Ultimately, the brand you choose comes down to personal preference. These are all some of the top brands for a reason because people enjoy them. Don’t be afraid to experiment and see what you enjoy most. You may even be surprised at what your new favorite is!
Metallic-tasting coffee can be concerning. However, there are many solutions that can find a fix for the problem. Remember to check into:
- The water you’re using
- The brand, quality, and roast of coffee beans
- Your coffee maker
- How well you’re executing brewing best practices
- Any foods or medications that could affect the taste
Just go one by one until you find the culprit. Plus, optimizing all those areas will give you a better coffee-drinking experience. So it isn’t a bad idea to invest a bit of time into figuring out a solution here. Also, don’t be afraid to experiment and see what works best for you.

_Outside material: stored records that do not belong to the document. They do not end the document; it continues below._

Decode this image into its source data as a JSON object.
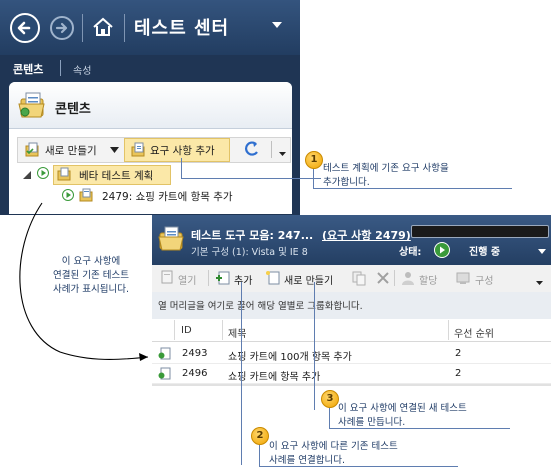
{
  "app": {
    "title": "테스트 센터",
    "tabs": [
      {
        "label": "콘텐츠",
        "active": true
      },
      {
        "label": "속성",
        "active": false
      }
    ]
  },
  "content_panel": {
    "title": "콘텐츠",
    "toolbar": {
      "new_label": "새로 만들기",
      "add_requirement_label": "요구 사항 추가"
    },
    "tree": [
      {
        "label": "베타 테스트 계획",
        "type": "suite",
        "highlighted": true
      },
      {
        "label": "2479: 쇼핑 카트에 항목 추가",
        "type": "requirement"
      }
    ]
  },
  "callouts": [
    {
      "number": "1",
      "lines": [
        "테스트 계획에 기존 요구 사항을",
        "추가합니다."
      ]
    },
    {
      "number": "2",
      "lines": [
        "이 요구 사항에 다른 기존 테스트",
        "사례를 연결합니다."
      ]
    },
    {
      "number": "3",
      "lines": [
        "이 요구 사항에 연결된 새 테스트",
        "사례를 만듭니다."
      ]
    }
  ],
  "left_note": [
    "이 요구 사항에",
    "연결된 기존 테스트",
    "사례가 표시됩니다."
  ],
  "suite_panel": {
    "title": "테스트 도구 모음: 247...",
    "title_link": "(요구 사항 2479)",
    "subtitle": "기본 구성 (1): Vista 및 IE 8",
    "status_label": "상태:",
    "status_value": "진행 중",
    "toolbar": {
      "open_label": "열기",
      "add_label": "추가",
      "new_label": "새로 만들기",
      "assign_label": "할당",
      "configure_label": "구성"
    },
    "group_hint": "열 머리글을 여기로 끌어 해당 열별로 그룹화합니다.",
    "columns": [
      "ID",
      "제목",
      "우선 순위"
    ],
    "rows": [
      {
        "id": "2493",
        "title": "쇼핑 카트에 100개 항목 추가",
        "priority": "2"
      },
      {
        "id": "2496",
        "title": "쇼핑 카트에 항목 추가",
        "priority": "2"
      }
    ]
  },
  "colors": {
    "header_dark": "#1f3554",
    "highlight": "#fbe8a8",
    "callout_text": "#1f3b66",
    "callout_badge": "#f0a400"
  }
}
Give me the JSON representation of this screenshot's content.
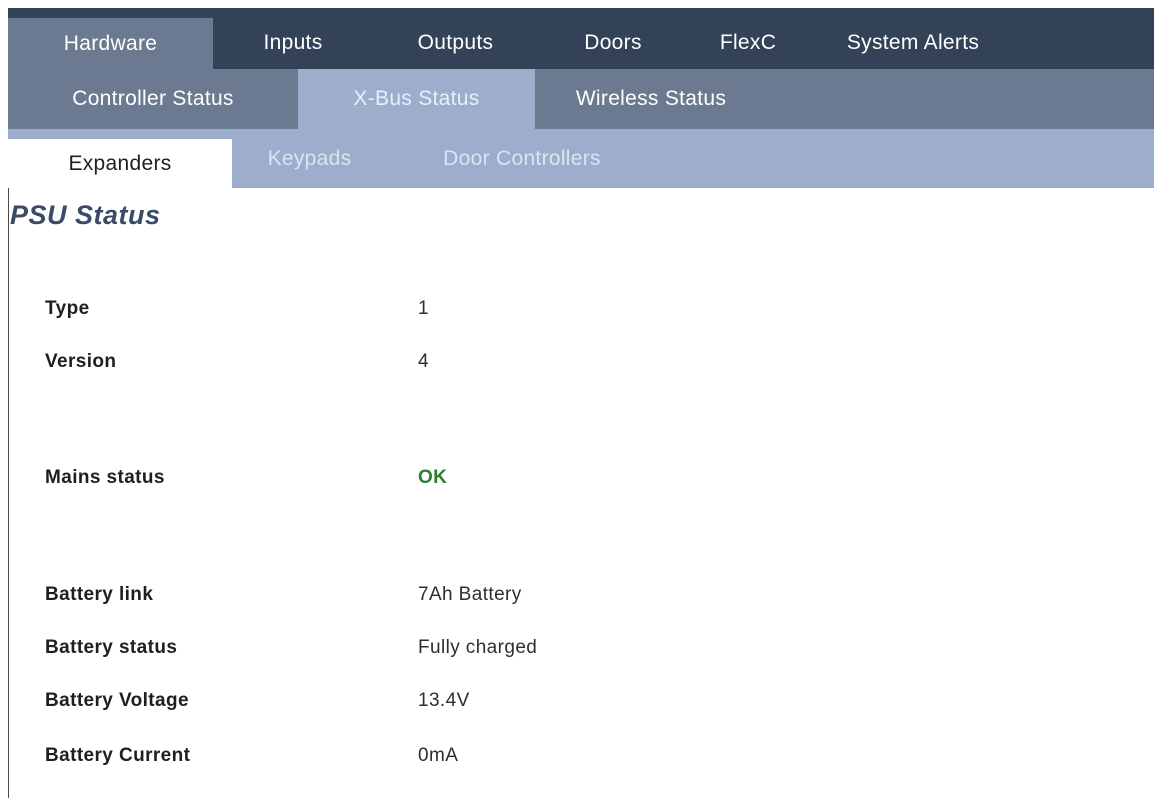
{
  "nav": {
    "primary_tabs": [
      {
        "label": "Hardware"
      },
      {
        "label": "Inputs"
      },
      {
        "label": "Outputs"
      },
      {
        "label": "Doors"
      },
      {
        "label": "FlexC"
      },
      {
        "label": "System Alerts"
      }
    ],
    "primary_active": "Hardware",
    "secondary_tabs": [
      {
        "label": "Controller Status"
      },
      {
        "label": "X-Bus Status"
      },
      {
        "label": "Wireless Status"
      }
    ],
    "secondary_active": "X-Bus Status",
    "tertiary_tabs": [
      {
        "label": "Expanders"
      },
      {
        "label": "Keypads"
      },
      {
        "label": "Door Controllers"
      }
    ],
    "tertiary_active": "Expanders"
  },
  "page": {
    "title": "PSU Status"
  },
  "psu": {
    "type": {
      "label": "Type",
      "value": "1"
    },
    "version": {
      "label": "Version",
      "value": "4"
    },
    "mains_status": {
      "label": "Mains status",
      "value": "OK"
    },
    "battery_link": {
      "label": "Battery link",
      "value": "7Ah Battery"
    },
    "battery_status": {
      "label": "Battery status",
      "value": "Fully charged"
    },
    "battery_voltage": {
      "label": "Battery Voltage",
      "value": "13.4V"
    },
    "battery_current": {
      "label": "Battery Current",
      "value": "0mA"
    }
  },
  "colors": {
    "primary_bar": "#334257",
    "secondary_bar": "#6b7a90",
    "tertiary_bar": "#9caecb",
    "title": "#3b4a66",
    "ok_status": "#2e7d2e"
  }
}
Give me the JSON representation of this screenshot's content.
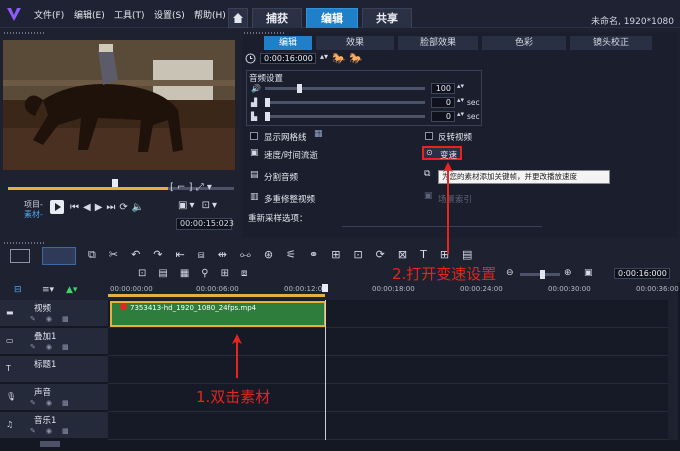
{
  "menubar": {
    "items": [
      "文件(F)",
      "编辑(E)",
      "工具(T)",
      "设置(S)",
      "帮助(H)"
    ]
  },
  "tabs": {
    "capture": "捕获",
    "edit": "编辑",
    "share": "共享"
  },
  "project_info": "未命名, 1920*1080",
  "preview": {
    "clip_label": "项目-",
    "material_label": "素材-",
    "timecode": "00:00:15:023"
  },
  "panel": {
    "tabs": [
      "编辑",
      "效果",
      "脸部效果",
      "色彩",
      "镜头校正"
    ],
    "duration": "0:00:16:000",
    "audio_settings": "音频设置",
    "volume": "100",
    "fade_in": "0",
    "fade_out": "0",
    "sec": "sec",
    "show_grid": "显示网格线",
    "reverse": "反转视频",
    "speed_time": "速度/时间流逝",
    "speed_btn": "变速",
    "split_audio": "分割音频",
    "tooltip": "为您的素材添加关键帧，并更改播放速度",
    "multi_trim": "多重修整视频",
    "split_index": "场景索引",
    "resample": "重新采样选项："
  },
  "toolbar": {
    "timecode": "0:00:16:000"
  },
  "ruler": [
    "00:00:00:00",
    "00:00:06:00",
    "00:00:12:00",
    "00:00:18:00",
    "00:00:24:00",
    "00:00:30:00",
    "00:00:36:00"
  ],
  "tracks": [
    {
      "name": "视频"
    },
    {
      "name": "叠加1"
    },
    {
      "name": "标题1"
    },
    {
      "name": "声音"
    },
    {
      "name": "音乐1"
    }
  ],
  "clip": {
    "filename": "7353413-hd_1920_1080_24fps.mp4"
  },
  "annotations": {
    "step1": "1.双击素材",
    "step2": "2.打开变速设置"
  },
  "colors": {
    "accent": "#1f7fc9",
    "annotation": "#e8241e"
  }
}
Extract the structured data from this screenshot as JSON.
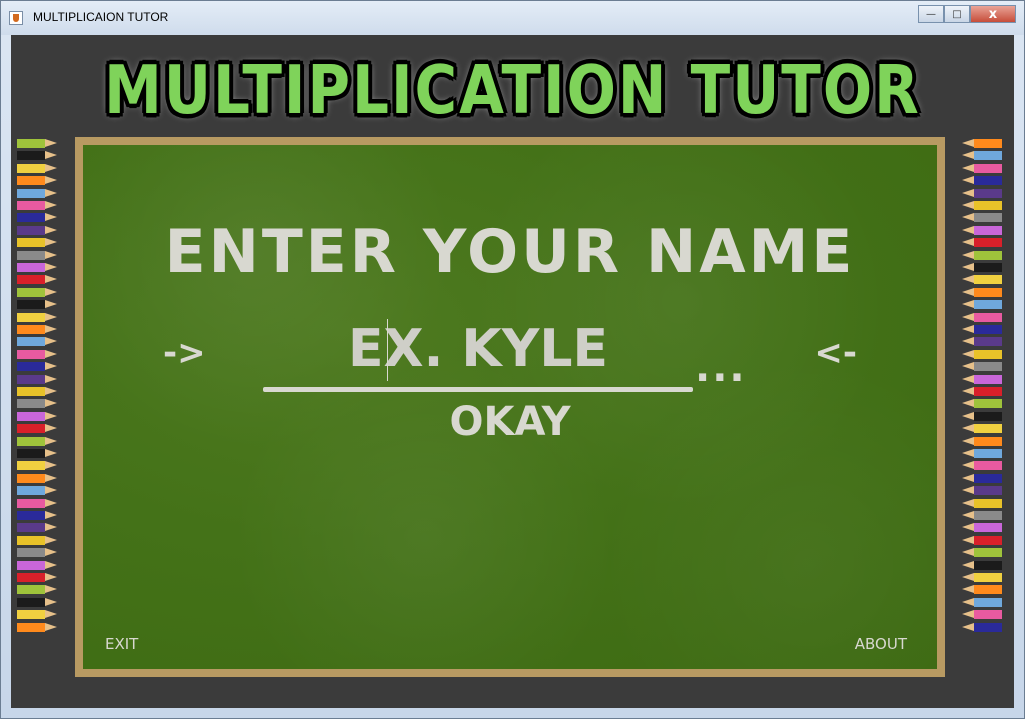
{
  "window": {
    "title": "MULTIPLICAION TUTOR",
    "minimize_label": "—",
    "maximize_label": "□",
    "close_label": "x"
  },
  "game": {
    "title": "MULTIPLICATION TUTOR",
    "heading": "ENTER YOUR NAME",
    "name_placeholder": "EX. KYLE",
    "arrow_left": "->",
    "arrow_right": "<-",
    "ellipsis": "...",
    "okay_label": "OKAY",
    "exit_label": "EXIT",
    "about_label": "ABOUT"
  },
  "colors": {
    "chalkboard": "#447218",
    "frame": "#b89a62",
    "chalk": "#d8d8d0",
    "title_green": "#7fd35a",
    "background": "#3b3b3b"
  }
}
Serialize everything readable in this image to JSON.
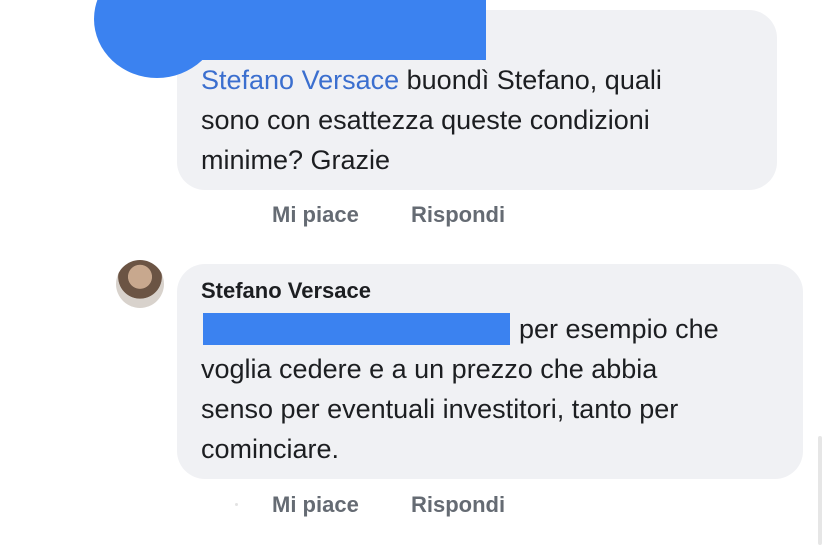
{
  "comment_1": {
    "mention": "Stefano Versace",
    "line_1_rest": " buondì Stefano, quali",
    "line_2": "sono con esattezza queste condizioni",
    "line_3": "minime? Grazie",
    "actions": {
      "like": "Mi piace",
      "reply": "Rispondi"
    }
  },
  "comment_2": {
    "author": "Stefano Versace",
    "line_1_rest": "per esempio che",
    "line_2": "voglia cedere e a un prezzo che abbia",
    "line_3": "senso per eventuali investitori, tanto per",
    "line_4": "cominciare.",
    "actions": {
      "like": "Mi piace",
      "reply": "Rispondi"
    }
  },
  "colors": {
    "redaction": "#3b82f0",
    "bubble": "#f0f1f4",
    "mention": "#3b6fcf",
    "action_text": "#656b73"
  }
}
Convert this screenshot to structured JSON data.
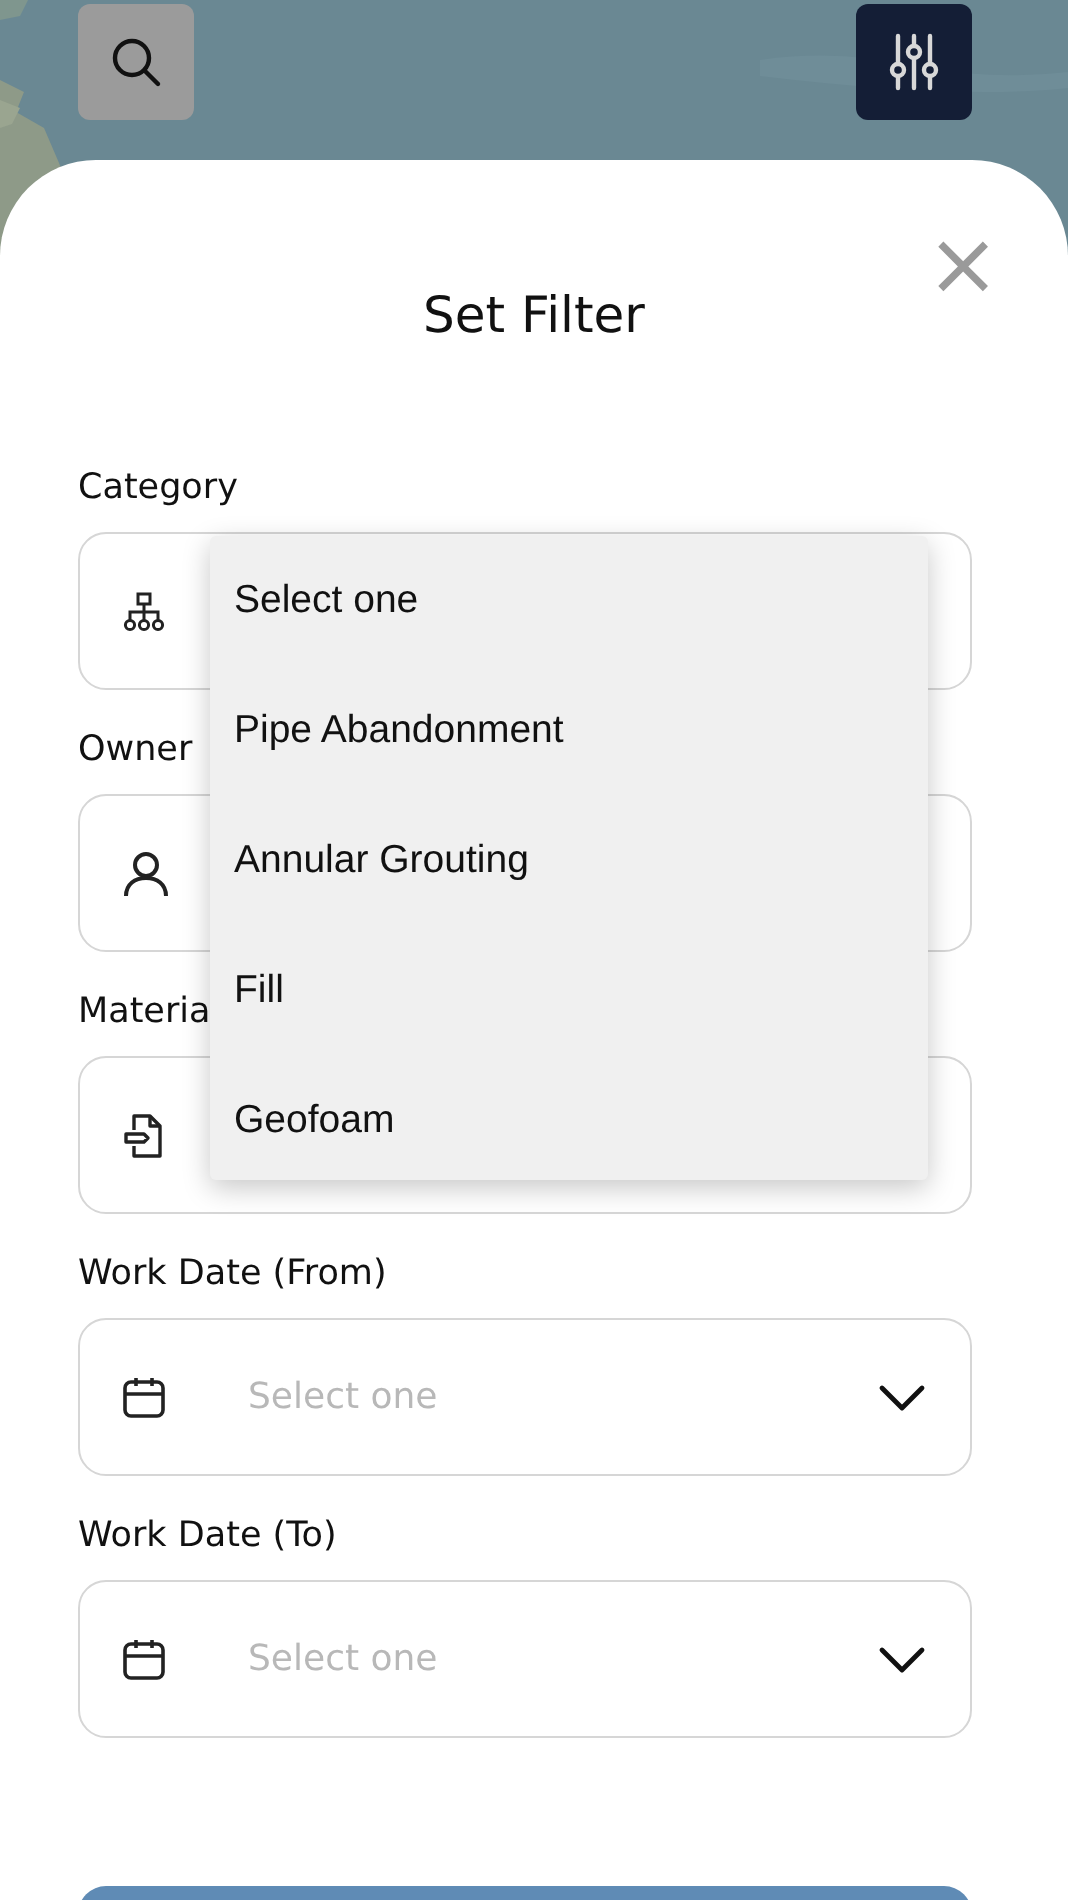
{
  "top_bar": {
    "search_button": {
      "kind": "search",
      "selected": false
    },
    "filter_button": {
      "kind": "filter",
      "selected": true
    }
  },
  "sheet": {
    "close": "×",
    "title": "Set Filter",
    "fields": [
      {
        "label": "Category",
        "kind": "select"
      },
      {
        "label": "Owner",
        "kind": "select"
      },
      {
        "label": "Materia",
        "kind": "select"
      },
      {
        "label": "Work Date (From)",
        "kind": "date",
        "placeholder": "Select one"
      },
      {
        "label": "Work Date (To)",
        "kind": "date",
        "placeholder": "Select one"
      }
    ],
    "dropdown": {
      "items": [
        {
          "label": "Select one",
          "selected": false
        },
        {
          "label": "Pipe Abandonment",
          "selected": false
        },
        {
          "label": "Annular Grouting",
          "selected": false
        },
        {
          "label": "Fill",
          "selected": false
        },
        {
          "label": "Geofoam",
          "selected": false
        }
      ]
    },
    "apply_button": {
      "kind": "primary"
    }
  }
}
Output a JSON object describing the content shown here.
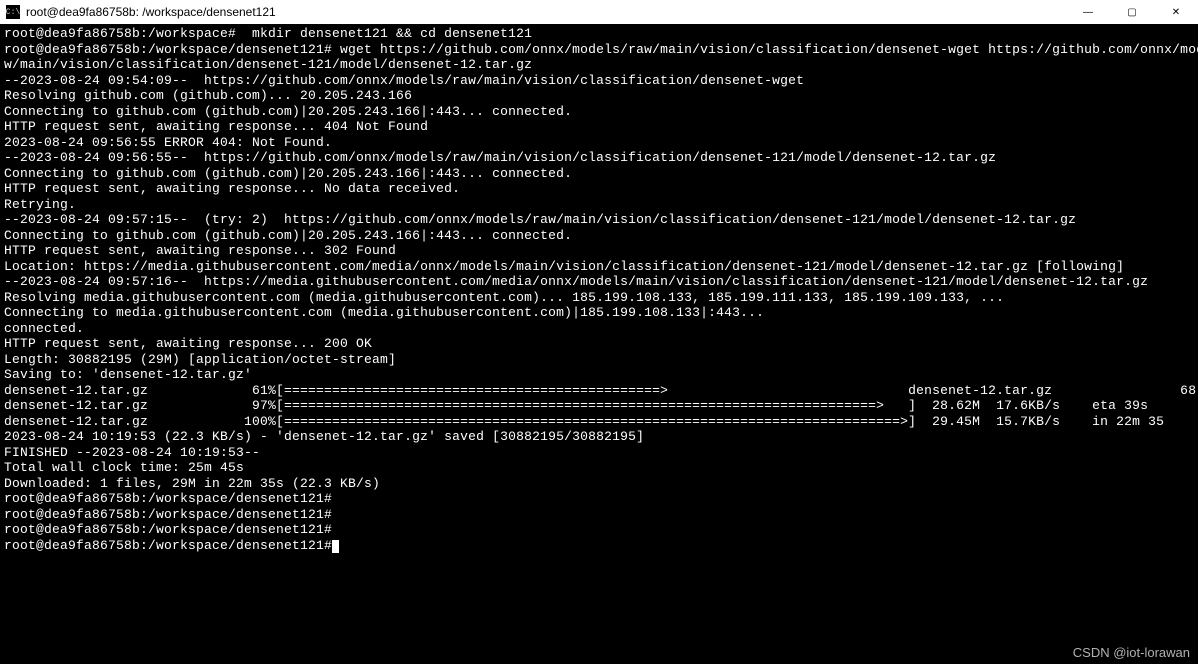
{
  "window": {
    "icon_label": "C:\\",
    "title": "root@dea9fa86758b: /workspace/densenet121"
  },
  "watermark": "CSDN @iot-lorawan",
  "lines": [
    "root@dea9fa86758b:/workspace#  mkdir densenet121 && cd densenet121",
    "root@dea9fa86758b:/workspace/densenet121# wget https://github.com/onnx/models/raw/main/vision/classification/densenet-wget https://github.com/onnx/models",
    "w/main/vision/classification/densenet-121/model/densenet-12.tar.gz",
    "--2023-08-24 09:54:09--  https://github.com/onnx/models/raw/main/vision/classification/densenet-wget",
    "Resolving github.com (github.com)... 20.205.243.166",
    "Connecting to github.com (github.com)|20.205.243.166|:443... connected.",
    "HTTP request sent, awaiting response... 404 Not Found",
    "",
    "2023-08-24 09:56:55 ERROR 404: Not Found.",
    "",
    "--2023-08-24 09:56:55--  https://github.com/onnx/models/raw/main/vision/classification/densenet-121/model/densenet-12.tar.gz",
    "Connecting to github.com (github.com)|20.205.243.166|:443... connected.",
    "HTTP request sent, awaiting response... No data received.",
    "Retrying.",
    "",
    "--2023-08-24 09:57:15--  (try: 2)  https://github.com/onnx/models/raw/main/vision/classification/densenet-121/model/densenet-12.tar.gz",
    "Connecting to github.com (github.com)|20.205.243.166|:443... connected.",
    "HTTP request sent, awaiting response... 302 Found",
    "Location: https://media.githubusercontent.com/media/onnx/models/main/vision/classification/densenet-121/model/densenet-12.tar.gz [following]",
    "--2023-08-24 09:57:16--  https://media.githubusercontent.com/media/onnx/models/main/vision/classification/densenet-121/model/densenet-12.tar.gz",
    "Resolving media.githubusercontent.com (media.githubusercontent.com)... 185.199.108.133, 185.199.111.133, 185.199.109.133, ...",
    "Connecting to media.githubusercontent.com (media.githubusercontent.com)|185.199.108.133|:443...",
    "",
    "connected.",
    "HTTP request sent, awaiting response... 200 OK",
    "Length: 30882195 (29M) [application/octet-stream]",
    "Saving to: 'densenet-12.tar.gz'",
    "",
    "densenet-12.tar.gz             61%[===============================================>                              densenet-12.tar.gz                68",
    "densenet-12.tar.gz             97%[==========================================================================>   ]  28.62M  17.6KB/s    eta 39s   ",
    "densenet-12.tar.gz            100%[=============================================================================>]  29.45M  15.7KB/s    in 22m 35",
    "",
    "2023-08-24 10:19:53 (22.3 KB/s) - 'densenet-12.tar.gz' saved [30882195/30882195]",
    "",
    "FINISHED --2023-08-24 10:19:53--",
    "Total wall clock time: 25m 45s",
    "Downloaded: 1 files, 29M in 22m 35s (22.3 KB/s)",
    "root@dea9fa86758b:/workspace/densenet121#",
    "root@dea9fa86758b:/workspace/densenet121#",
    "root@dea9fa86758b:/workspace/densenet121#",
    "root@dea9fa86758b:/workspace/densenet121#"
  ]
}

Does Your Coffee’s Heat Level Matter?
The heat of your coffee does matter. If it’s too hot, it could make it taste metallic or burnt. If it’s too cold, it might not brew properly. The optimal temperature is 205 degrees Fahrenheit.
How Much Does Your Coffee Bean’s Quality Influence Taste?
Bean quality influences taste quite a bit. Higher-quality beans will have fuller taste profiles. On the other hand, low-quality coffee may taste weak or could even have a metallic taste if incorrect processes are used when making or storing it.
Can a Dirty Coffee Maker Taint Your Coffee’s Flavor?
A dirty coffee maker could cause poor or metallic-tasting coffee. It’s important to clean and limescale your coffee maker regularly for the best flavor and health standards.
Can Health Issues Cause Metallic Tasting Coffee?
Health issues and associated medications that affect taste can cause metallic-tasting coffee. Even something as simple as a common cold could affect your taste enough that your coffee might not taste right.